Optimal Control for Clutched-Elastic Robots: A Contact-Implicit Approach

TL;DR

This paper presents a contact-implicit optimization method for controlling clutched-elastic robots, enabling automatic discovery of clutch sequences and improved dynamic motion control.

Contribution

It introduces a novel contact-implicit scheme that optimizes control inputs and clutch sequences simultaneously for clutched-elastic robots.

Findings

Effective control of a double pendulum with clutch-based actuators

Automatic clutch sequence discovery improves robot dynamics

Method reduces unnecessary clutch transitions

Abstract

Intrinsically elastic robots surpass their rigid counterparts in a range of different characteristics. By temporarily storing potential energy and subsequently converting it to kinetic energy, elastic robots are capable of highly dynamic motions even with limited motor power. However, the time-dependency of this energy storage and release mechanism remains one of the major challenges in controlling elastic robots. A possible remedy is the introduction of locking elements (i.e. clutches and brakes) in the drive train. This gives rise to a new class of robots, so-called clutched-elastic robots (CER), with which it is possible to precisely control the energy-transfer timing. A prevalent challenge in the realm of CERs is the automatic discovery of clutch sequences.
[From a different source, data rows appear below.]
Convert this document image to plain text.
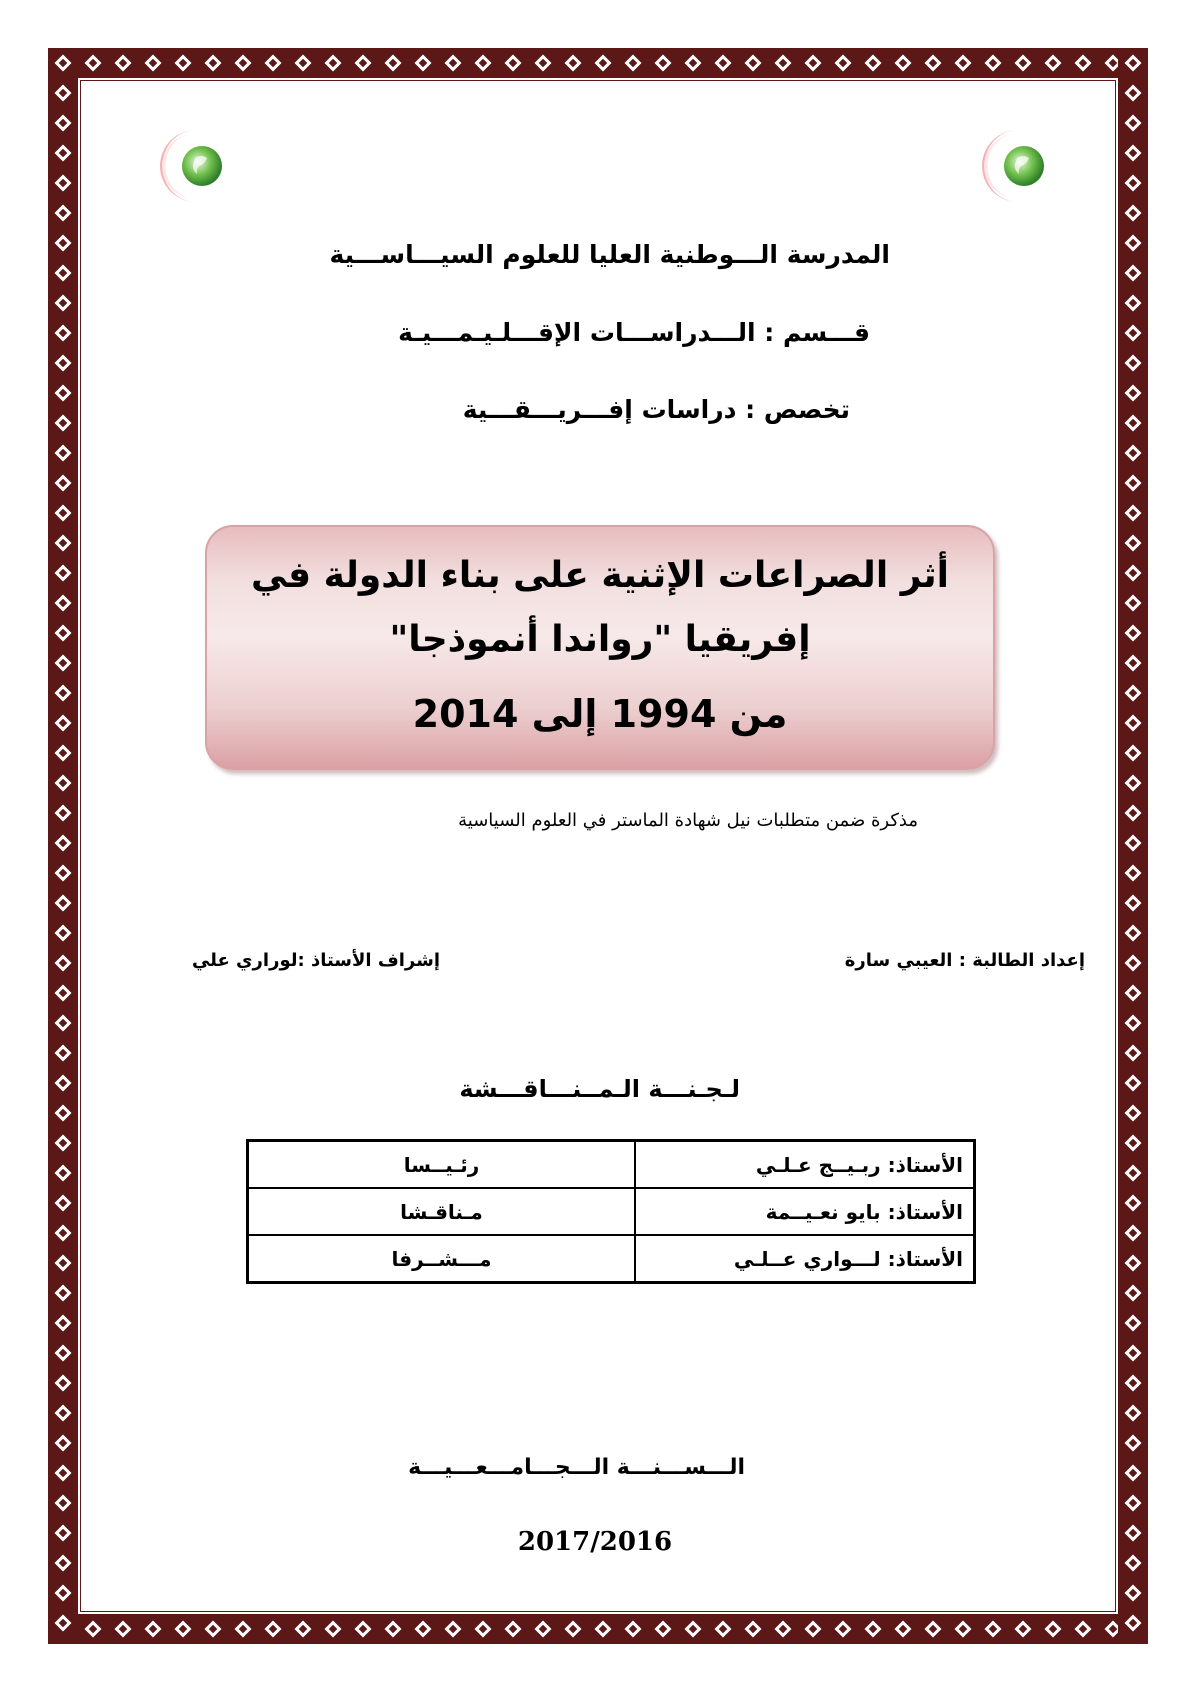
المدرسة الـــوطنية العليا للعلوم السيـــاســـية
قـــسم : الـــدراســـات الإقـــلـيـمـــيـة
تخصص : دراسات إفـــريـــقـــية
أثر الصراعات الإثنية على بناء الدولة في
إفريقيا "رواندا أنموذجا"
من 1994 إلى 2014
مذكرة ضمن متطلبات نيل شهادة الماستر في العلوم السياسية
إعداد الطالبة : العيبي سارة
إشراف الأستاذ :لوراري علي
لـجـنـــة الـمــنـــاقـــشة
الأستاذ: ربـيــج عـلـي	رئـيــسا
الأستاذ: بايو نعـيــمة	مـناقـشا
الأستاذ: لـــواري عــلـي	مـــشــرفا
الـــســـنـــة الـــجـــامـــعـــيـــة
2017/2016
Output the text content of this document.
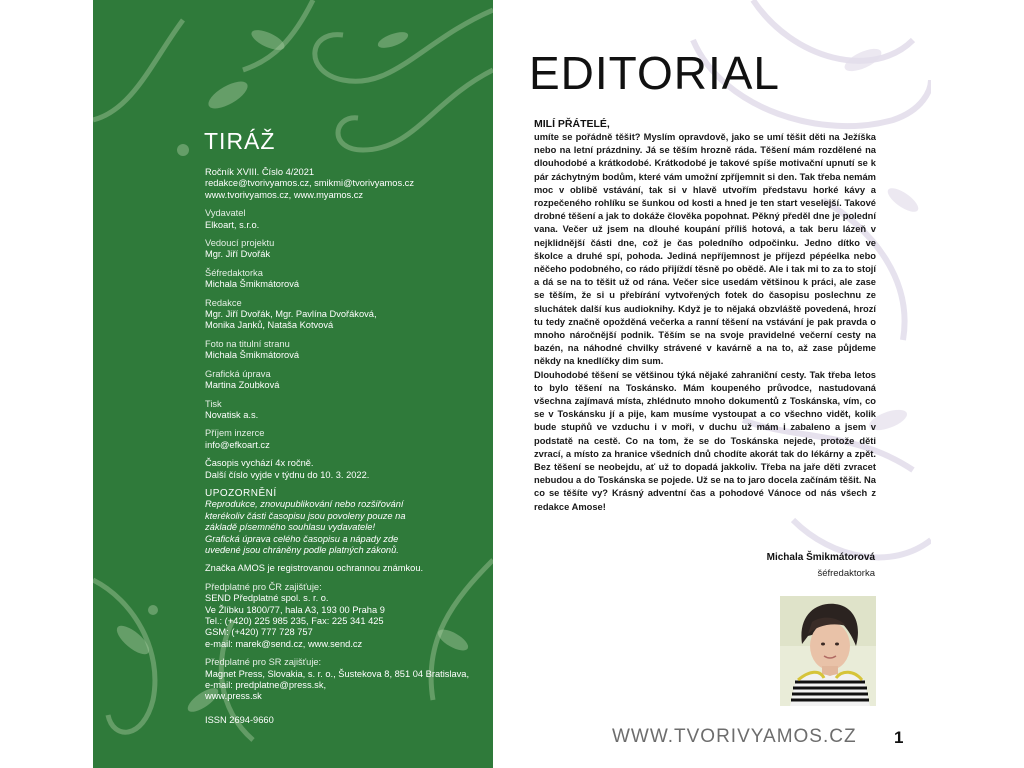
TIRÁŽ
Ročník XVIII. Číslo 4/2021
redakce@tvorivyamos.cz, smikmi@tvorivyamos.cz
www.tvorivyamos.cz, www.myamos.cz
Vydavatel
Elkoart, s.r.o.
Vedoucí projektu
Mgr. Jiří Dvořák
Šéfredaktorka
Michala Šmikmátorová
Redakce
Mgr. Jiří Dvořák, Mgr. Pavlína Dvořáková,
Monika Janků, Nataša Kotvová
Foto na titulní stranu
Michala Šmikmátorová
Grafická úprava
Martina Zoubková
Tisk
Novatisk a.s.
Příjem inzerce
info@efkoart.cz
Časopis vychází 4x ročně.
Další číslo vyjde v týdnu do 10. 3. 2022.
UPOZORNĚNÍ
Reprodukce, znovupublikování nebo rozšiřování
kterékoliv části časopisu jsou povoleny pouze na
základě písemného souhlasu vydavatele!
Grafická úprava celého časopisu a nápady zde
uvedené jsou chráněny podle platných zákonů.
Značka AMOS je registrovanou ochrannou známkou.
Předplatné pro ČR zajišťuje:
SEND Předplatné spol. s. r. o.
Ve Žlíbku 1800/77, hala A3, 193 00 Praha 9
Tel.: (+420) 225 985 235, Fax: 225 341 425
GSM: (+420) 777 728 757
e-mail: marek@send.cz, www.send.cz
Předplatné pro SR zajišťuje:
Magnet Press, Slovakia, s. r. o., Šustekova 8, 851 04 Bratislava,
e-mail: predplatne@press.sk,
www.press.sk
ISSN 2694-9660
EDITORIAL
MILÍ PŘÁTELÉ,

umíte se pořádně těšit? Myslím opravdově, jako se umí těšit děti na Ježíška nebo na letní prázdniny. Já se těším hrozně ráda. Těšení mám rozdělené na dlouhodobé a krátkodobé. Krátkodobé je takové spíše motivační upnutí se k pár záchytným bodům, které vám umožní zpříjemnit si den. Tak třeba nemám moc v oblibě vstávání, tak si v hlavě utvořím představu horké kávy a rozpečeného rohlíku se šunkou od kosti a hned je ten start veselejší. Takové drobné těšení a jak to dokáže člověka popohnat. Pěkný předěl dne je polední vana. Večer už jsem na dlouhé koupání příliš hotová, a tak beru lázeň v nejklidnější části dne, což je čas poledního odpočinku. Jedno dítko ve školce a druhé spí, pohoda. Jediná nepříjemnost je příjezd pépéelka nebo něčeho podobného, co rádo přijíždí těsně po obědě. Ale i tak mi to za to stojí a dá se na to těšit už od rána. Večer sice usedám většinou k práci, ale zase se těším, že si u přebírání vytvořených fotek do časopisu poslechnu ze sluchátek další kus audioknihy. Když je to nějaká obzvláště povedená, hrozí tu tedy značně opožděná večerka a ranní těšení na vstávání je pak pravda o mnoho náročnější podnik. Těším se na svoje pravidelné večerní cesty na bazén, na náhodné chvilky strávené v kavárně a na to, až zase půjdeme někdy na knedlíčky dim sum.

Dlouhodobé těšení se většinou týká nějaké zahraniční cesty. Tak třeba letos to bylo těšení na Toskánsko. Mám koupeného průvodce, nastudovaná všechna zajímavá místa, zhlédnuto mnoho dokumentů z Toskánska, vím, co se v Toskánsku jí a pije, kam musíme vystoupat a co všechno vidět, kolik bude stupňů ve vzduchu i v moři, v duchu už mám i zabaleno a jsem v podstatě na cestě. Co na tom, že se do Toskánska nejede, protože děti zvrací, a místo za hranice všedních dnů chodíte akorát tak do lékárny a zpět. Bez těšení se neobejdu, ať už to dopadá jakkoliv. Třeba na jaře děti zvracet nebudou a do Toskánska se pojede. Už se na to jaro docela začínám těšit. Na co se těšíte vy? Krásný adventní čas a pohodové Vánoce od nás všech z redakce Amose!

Michala Šmikmátorová
šéfredaktorka
WWW.TVORIVYAMOS.CZ 1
Due to complexity, many methods still rely on pre-defined modes. In this paper, we introduce a novel contact-implicit scheme designed to optimize both control input and clutch sequence simultaneously. A penalty in the objective function ensures the prevention of unnecessary clutch transitions. We empirically demonstrate the effectiveness of our proposed method on a double pendulum equipped with two of our newly proposed clutch-based Bi-Stiffness Actuators (BSA).